Size Matters – could small be better?
By Francesco Carelli
Professor Family Medicine, Milan and Rome
EURACT Council Executive Board
Which is an ideal primary care structure and size? Some argue for large group practices, others say smaller practices are better, others that team work or salary payment is the key. There is no evidence about an optimum sized general practice for delivering safe quality care. By its very nature, general practice is served by practices of different sizes and contexts, the smallest being better concerning doctor – patient relationship and holistic approach, the bigger ones being associated with better evidence based processes of care and some clinical outcomes and economies of scale, but less accessible and with lower patient satisfaction ratings.
Having done research, scientifically managed, visiting different practices differently structured, does not resolve the questions, there is not great deal. Quality and size remain controversial, the different view and importance attributed to management or relationship go to opposite sizes. Some countries are more organized in large or extra large practices’ organizations, other European countries continue to see well managed primary care in small diffuse practices.
Patients seem to prefer and get advantage from smaller practices, whereas larger practices can manage better chronic care and prevention. Anyway, group practices don’t give evidence based evidence for better care, and over a dimension there is evidence for lower quality, surely lower quality from the patient’s prospective, over 200 patients for list the evidence is well known since years.

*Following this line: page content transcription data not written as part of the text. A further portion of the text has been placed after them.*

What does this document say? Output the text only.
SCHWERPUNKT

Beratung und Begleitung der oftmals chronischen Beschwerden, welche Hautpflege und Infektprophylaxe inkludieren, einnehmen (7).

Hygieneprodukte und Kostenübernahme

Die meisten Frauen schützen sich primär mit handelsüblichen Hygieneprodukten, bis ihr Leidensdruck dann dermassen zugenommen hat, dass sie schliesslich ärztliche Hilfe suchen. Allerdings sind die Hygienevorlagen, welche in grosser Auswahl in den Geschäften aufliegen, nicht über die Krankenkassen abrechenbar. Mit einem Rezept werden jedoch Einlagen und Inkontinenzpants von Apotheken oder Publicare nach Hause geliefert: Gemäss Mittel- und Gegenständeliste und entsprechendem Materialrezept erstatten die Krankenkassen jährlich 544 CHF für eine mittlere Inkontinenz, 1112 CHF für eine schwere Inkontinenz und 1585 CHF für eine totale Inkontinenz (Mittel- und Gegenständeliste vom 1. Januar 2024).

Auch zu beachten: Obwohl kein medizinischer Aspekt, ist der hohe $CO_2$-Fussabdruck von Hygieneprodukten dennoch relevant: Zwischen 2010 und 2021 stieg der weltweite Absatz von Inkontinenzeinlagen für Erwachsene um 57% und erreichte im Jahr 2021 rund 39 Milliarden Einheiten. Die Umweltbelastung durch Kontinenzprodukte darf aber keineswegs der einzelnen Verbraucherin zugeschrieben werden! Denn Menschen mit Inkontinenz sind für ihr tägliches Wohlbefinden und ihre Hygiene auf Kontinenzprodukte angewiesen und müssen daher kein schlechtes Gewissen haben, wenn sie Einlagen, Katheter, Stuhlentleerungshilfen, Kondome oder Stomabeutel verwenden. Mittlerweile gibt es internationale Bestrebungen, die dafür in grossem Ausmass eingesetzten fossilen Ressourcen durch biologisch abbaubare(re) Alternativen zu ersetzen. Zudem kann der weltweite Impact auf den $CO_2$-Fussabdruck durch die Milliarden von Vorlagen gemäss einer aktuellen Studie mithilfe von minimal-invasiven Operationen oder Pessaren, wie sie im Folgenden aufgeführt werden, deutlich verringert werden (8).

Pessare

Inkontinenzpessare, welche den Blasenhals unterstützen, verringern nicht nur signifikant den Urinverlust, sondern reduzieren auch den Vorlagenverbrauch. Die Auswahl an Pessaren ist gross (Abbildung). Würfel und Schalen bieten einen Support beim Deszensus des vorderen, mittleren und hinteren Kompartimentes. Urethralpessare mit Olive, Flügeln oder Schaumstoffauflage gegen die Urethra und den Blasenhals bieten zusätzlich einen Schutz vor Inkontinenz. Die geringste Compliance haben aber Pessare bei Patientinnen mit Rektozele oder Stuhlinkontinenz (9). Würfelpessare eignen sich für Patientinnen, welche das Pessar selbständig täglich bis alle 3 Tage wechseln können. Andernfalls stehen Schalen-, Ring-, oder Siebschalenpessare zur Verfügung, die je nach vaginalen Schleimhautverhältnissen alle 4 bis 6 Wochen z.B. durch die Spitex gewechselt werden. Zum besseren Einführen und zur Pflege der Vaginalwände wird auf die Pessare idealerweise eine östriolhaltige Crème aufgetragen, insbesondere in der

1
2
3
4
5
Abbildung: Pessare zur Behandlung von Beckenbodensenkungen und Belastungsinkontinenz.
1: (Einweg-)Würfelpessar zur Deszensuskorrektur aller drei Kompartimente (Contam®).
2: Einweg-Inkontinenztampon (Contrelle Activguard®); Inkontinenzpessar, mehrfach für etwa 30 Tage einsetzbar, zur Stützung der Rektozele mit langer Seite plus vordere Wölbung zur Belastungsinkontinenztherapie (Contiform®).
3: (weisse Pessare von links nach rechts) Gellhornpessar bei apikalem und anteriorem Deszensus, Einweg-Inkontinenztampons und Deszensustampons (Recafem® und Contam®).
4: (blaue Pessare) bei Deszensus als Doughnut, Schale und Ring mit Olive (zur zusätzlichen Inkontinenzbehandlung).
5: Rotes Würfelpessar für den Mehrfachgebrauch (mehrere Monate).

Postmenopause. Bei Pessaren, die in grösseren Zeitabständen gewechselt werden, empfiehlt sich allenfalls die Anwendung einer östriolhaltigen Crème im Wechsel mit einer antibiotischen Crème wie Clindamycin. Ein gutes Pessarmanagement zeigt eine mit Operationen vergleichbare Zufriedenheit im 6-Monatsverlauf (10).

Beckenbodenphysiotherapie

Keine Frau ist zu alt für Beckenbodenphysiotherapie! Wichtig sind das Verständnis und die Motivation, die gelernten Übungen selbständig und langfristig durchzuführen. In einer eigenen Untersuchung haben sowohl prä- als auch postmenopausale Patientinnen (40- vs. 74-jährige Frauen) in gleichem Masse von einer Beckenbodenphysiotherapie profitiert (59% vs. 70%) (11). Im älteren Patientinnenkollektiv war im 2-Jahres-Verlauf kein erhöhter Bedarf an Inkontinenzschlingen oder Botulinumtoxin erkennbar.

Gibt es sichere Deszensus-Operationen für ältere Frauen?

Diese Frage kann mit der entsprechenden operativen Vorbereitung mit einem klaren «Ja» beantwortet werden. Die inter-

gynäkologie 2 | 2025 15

Quality of care seem correlated with support for preventive care or booking intervals, but at the same with time for single consultation, existence for listed / registered patients and, key point for family medicine, continuity of care.

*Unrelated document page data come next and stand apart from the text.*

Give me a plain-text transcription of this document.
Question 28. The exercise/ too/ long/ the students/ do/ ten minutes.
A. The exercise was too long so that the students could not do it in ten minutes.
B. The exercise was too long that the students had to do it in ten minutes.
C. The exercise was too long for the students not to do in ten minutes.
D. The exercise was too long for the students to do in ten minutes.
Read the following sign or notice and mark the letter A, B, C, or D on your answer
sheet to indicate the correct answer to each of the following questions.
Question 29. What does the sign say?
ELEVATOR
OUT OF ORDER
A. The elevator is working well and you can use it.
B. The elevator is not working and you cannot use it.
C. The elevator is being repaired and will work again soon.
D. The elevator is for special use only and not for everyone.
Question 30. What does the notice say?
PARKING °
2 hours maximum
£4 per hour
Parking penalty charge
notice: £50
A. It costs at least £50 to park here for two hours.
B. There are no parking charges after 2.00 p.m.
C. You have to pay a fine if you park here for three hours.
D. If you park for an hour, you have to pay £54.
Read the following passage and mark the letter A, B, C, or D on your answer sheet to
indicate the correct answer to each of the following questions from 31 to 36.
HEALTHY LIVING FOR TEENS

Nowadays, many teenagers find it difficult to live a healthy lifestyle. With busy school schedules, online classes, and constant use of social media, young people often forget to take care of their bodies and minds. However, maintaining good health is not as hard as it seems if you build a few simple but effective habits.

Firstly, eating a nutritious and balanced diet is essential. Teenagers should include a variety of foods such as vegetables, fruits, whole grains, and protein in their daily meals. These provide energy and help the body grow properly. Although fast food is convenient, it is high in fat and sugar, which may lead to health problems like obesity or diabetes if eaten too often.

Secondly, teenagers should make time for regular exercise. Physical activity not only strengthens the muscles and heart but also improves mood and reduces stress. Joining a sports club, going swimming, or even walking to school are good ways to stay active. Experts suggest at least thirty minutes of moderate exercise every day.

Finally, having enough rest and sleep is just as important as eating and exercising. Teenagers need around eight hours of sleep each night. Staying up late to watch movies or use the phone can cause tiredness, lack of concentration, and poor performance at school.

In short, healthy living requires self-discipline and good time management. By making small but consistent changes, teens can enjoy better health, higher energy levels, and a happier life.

We have little information on how much leadership, autonomy and peer pressure we would want family doctors and staff in practices to receive in order to foster better quality of care. From surveys, it is not clear if it would be better practices would offer more therapeutic and diagnostic services in primary care, if hierarchy would be better than egalitarian team structure, if part time job would be positive or interfering with practices’ processes, if audit would be don with peers with all the team or anything else.
Also the presence of extra team members such as pharmacists, social workers, physiotherapists and so on, does not definitively indicate better quality of care. The same no definitive answers from payments as salary or as capitation or private care providers. The research in this field, so important for the future design of premises, teams, services, contacts, is absolutely inconclusive.
Probably to get quality research, we need collect data from thousands of health centres and practices through a practice visit scheme using the same and coordinate format and indicators, investigating all relevant structural , process and outcome data.
Anyway, we can see that training practices are associated consistently with a broader scope of services, better managed with input, better patients satisfaction, less workload and job stress or dissatisfaction for family doctors.
In conclusion, the optimal size of practices is dependent on the aims, functions, and tasks of the organization, and last but not least, the way in different countries primary care is delivered to patients Other organizational factors, such as team climate, financial incentives, and time spent with the patients may have greater impact on the quality of care. Any search to identify the ideal practice size must not be at the expense of the focus on the individual patient or family doctor and on the longitudinal, continuous, personal, holistic approach: they are the key points for family medicine forever.